Geniş bir dinleyici kitlesine sahip olan Kıvanç Öner ve Ricardo Marlow, 2002 yılında Azul y Blanco isimli enstrümantal bir albüm hazırladı. Albüm başarılı bir satış grafiği yakaladı. Öner bundan bir yıl sonra ise yayınlamayı hedeflediği ilk solo albümü olan ‘Yurdum ve Sen’i hazırladı
Öner’in ilk solo albümü olan “Yurdum ve Sen” de söz ve müziği kendisine ait olan 11 şarkı bulunuyordu. Ancak prodüktörlüğü Volkan Başaran tarafından yapılan albümün yayınlanması Öner’in aniden rahatsızlanmasının ardından ertelendi
Kıvanç, albümün iç kapağındaki teşekkür yazısını şöyle yazdı;
“Yirmi yaşındaydım ABD’ye ilk geldiğimde. Okurken çalıştım, çalışırken okudum. Kendimle baş başa kalmanın inceliklerini öğrendim… Zorluklar yaşadım. Kolaylıkların keyfini çıkardım. Kendimi buldum ve tüm bunları yaşarken en büyük desteği de ezgilerimden, gitarımdan ve çevremdeki müzisyen arkadaşlarımdan aldım. Gitar adı verilen enstrümanı büyük virtüözlerden bizzat dinleme ve öğrenme fırsatı buldum. İşte elinizdeki bu albüm benim en içten duygularımın melodiler halinde bir araya gelmesinden ibarettir. Şarkıları şarkı olsun diye yazamadım hiç. Hep duydum onları içimde hissettim. Ben gitsem de bir gün geride, ardımda bir şeyler kalsın istedim. Ve sırf bu yüzden de bir albümüm var artık…’
O dönem henüz 31 yaşında olan Kıvanç Öner; ani kilo kaybı, iştahsızlık, gece terlemeleri gibi belirtiler gösteriyordu. Bir gün ise aniden bayılmasıyla hastaneye kaldırıldı ve Öner’in lenf kanserine yakalandığı anlaşıldı
Bir ay hastanede yattıktan ve üç ayrı biyopsiden sonra teşhis konulan Öner için tedavi başladı. Virginia Arlington Hospital doktorlarına göre ‘Hodgkins’, lenf kanserinin tedaviye en iyi cevap veren cinsiydi. 6 aylık kemoterapiyle, tümörün tamamen yok olma ihtimali yüzde 80’di. Beklenenin aksine, 3 aylık kemoterapiden sonra tümör büyümeye başladı. Uygulanan tedavi ağır olduğu için bağışıklık sistemi çöken ve kemik iliği yok olan Kıvanç’a ilik nakledilmesi gerekiyordu. Öner’in ailesi ise tedai masrafları için çalışmalar başlattı. Doktorlar Kıvanç Öner’in hayatta kalma şansı olmadığını söylese de, o hayata tutundu. Tedavi süresi boyunca kanser iki kez nüksetti. Son olarak Seattle Cancer Care Alliance’daki uzun bir tedavi sürecinin ardından Öner sağlığına kavuştu.
Öner tedavi sürecinin ardından bir süre sahnenin arka planında kalmayı tercih etti ve 2008 yılında konser organizasyon şirketi Andromeda Production’ı kurdu
Reyes Ailesi’nin yeni nesil üyelerini ilk defa bir araya getiren Öner, çeşitli ülkelerde yüzden fazla konser organizasyonuna imza attı.

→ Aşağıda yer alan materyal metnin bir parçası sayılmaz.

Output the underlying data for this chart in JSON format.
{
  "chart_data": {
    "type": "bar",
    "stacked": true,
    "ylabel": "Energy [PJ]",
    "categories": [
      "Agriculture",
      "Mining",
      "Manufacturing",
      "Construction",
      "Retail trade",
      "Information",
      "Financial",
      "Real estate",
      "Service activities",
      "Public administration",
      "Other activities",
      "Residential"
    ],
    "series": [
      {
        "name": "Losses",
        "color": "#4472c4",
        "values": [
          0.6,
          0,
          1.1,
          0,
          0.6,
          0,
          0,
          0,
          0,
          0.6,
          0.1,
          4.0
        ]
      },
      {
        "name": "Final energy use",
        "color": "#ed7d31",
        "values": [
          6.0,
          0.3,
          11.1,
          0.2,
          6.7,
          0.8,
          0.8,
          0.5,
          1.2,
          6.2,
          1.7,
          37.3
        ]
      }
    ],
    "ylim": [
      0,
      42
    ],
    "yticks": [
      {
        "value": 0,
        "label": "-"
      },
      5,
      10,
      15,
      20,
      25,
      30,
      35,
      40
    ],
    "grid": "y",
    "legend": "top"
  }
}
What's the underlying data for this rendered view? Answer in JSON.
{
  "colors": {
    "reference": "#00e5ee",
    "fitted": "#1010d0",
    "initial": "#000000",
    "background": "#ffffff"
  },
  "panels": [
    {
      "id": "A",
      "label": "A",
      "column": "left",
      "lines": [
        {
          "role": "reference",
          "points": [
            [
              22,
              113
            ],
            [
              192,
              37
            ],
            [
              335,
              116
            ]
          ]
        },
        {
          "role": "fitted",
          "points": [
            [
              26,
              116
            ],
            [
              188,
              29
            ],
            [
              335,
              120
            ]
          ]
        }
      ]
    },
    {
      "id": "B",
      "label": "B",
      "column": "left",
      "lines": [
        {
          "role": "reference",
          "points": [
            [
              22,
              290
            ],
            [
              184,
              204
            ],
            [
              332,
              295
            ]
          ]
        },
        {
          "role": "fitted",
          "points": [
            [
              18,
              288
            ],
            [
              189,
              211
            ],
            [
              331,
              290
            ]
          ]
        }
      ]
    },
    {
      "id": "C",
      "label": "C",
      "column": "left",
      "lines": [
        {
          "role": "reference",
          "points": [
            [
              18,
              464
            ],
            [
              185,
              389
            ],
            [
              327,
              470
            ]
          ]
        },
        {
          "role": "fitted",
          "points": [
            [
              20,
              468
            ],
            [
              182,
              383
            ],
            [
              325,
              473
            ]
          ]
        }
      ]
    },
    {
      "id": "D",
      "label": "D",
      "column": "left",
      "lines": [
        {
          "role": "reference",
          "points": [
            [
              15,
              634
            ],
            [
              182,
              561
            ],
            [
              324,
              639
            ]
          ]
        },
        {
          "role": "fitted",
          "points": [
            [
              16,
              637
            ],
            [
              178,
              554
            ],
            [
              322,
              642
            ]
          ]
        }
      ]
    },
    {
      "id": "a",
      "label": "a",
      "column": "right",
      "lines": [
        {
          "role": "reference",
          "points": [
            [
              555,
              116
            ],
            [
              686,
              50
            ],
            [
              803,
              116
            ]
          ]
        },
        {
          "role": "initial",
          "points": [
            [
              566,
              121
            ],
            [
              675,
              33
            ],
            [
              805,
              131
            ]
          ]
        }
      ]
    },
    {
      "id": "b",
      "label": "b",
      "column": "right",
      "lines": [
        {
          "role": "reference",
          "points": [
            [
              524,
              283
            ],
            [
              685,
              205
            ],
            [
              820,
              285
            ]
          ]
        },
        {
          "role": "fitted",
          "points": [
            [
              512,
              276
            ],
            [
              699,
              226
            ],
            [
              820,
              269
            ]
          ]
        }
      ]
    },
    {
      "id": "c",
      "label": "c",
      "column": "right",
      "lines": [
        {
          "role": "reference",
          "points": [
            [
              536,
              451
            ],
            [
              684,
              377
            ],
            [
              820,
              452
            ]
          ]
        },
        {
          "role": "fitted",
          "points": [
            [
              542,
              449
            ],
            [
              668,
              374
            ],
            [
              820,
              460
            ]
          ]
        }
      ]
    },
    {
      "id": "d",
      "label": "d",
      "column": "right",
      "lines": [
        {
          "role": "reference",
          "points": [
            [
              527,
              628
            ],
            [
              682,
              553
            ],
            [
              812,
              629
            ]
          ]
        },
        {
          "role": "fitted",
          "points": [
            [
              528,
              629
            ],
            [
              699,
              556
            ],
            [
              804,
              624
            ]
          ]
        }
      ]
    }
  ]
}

2010 yılında Türkiye’ye dönen Öner, 2020 yılı mart ayında ülkemizi de etkisi altına alan pandemi sürecine kadar geçen zaman zarfında turizmle uğraştı. İzolasyon sürecinde evden hiç çıkmayan Öner, ‘İzole’ isimli şarkıyı yazarak yeniden müzik dünyasına katıldı
Öner’in İzole parçası Ağustos ayında Spotify’da #ÖneÇıkanlar’da 5. sırada yer aldı. “İzole”, duygusal sözleri ve özgün klibiyle oldukça dikkat çekti.
Çok beğenilen “İzole” şarkısının ardından ise Kıvanç Öner, sözleri ve bestesi kendine ait olan ve İzole şarkısının bir devamı niteliğinde olan “Adalarda” isimli şarkısını yayınladı
Eliz Müzik etiketiyle yayınlanan “Adalarda” pandemi sürecinde işini kaybetmiş bir müzisyenin hayallerini ve özgürlüğe duyduğu özlemi konu alıyor.
Kıvanç Öner’in bir önceki şarkısı İzole ise karantina sürecinde evinden çıkamayan bir müzisyenin bu olumsuzluğa farklı bir perspektiften bakmasının hikayesiydi.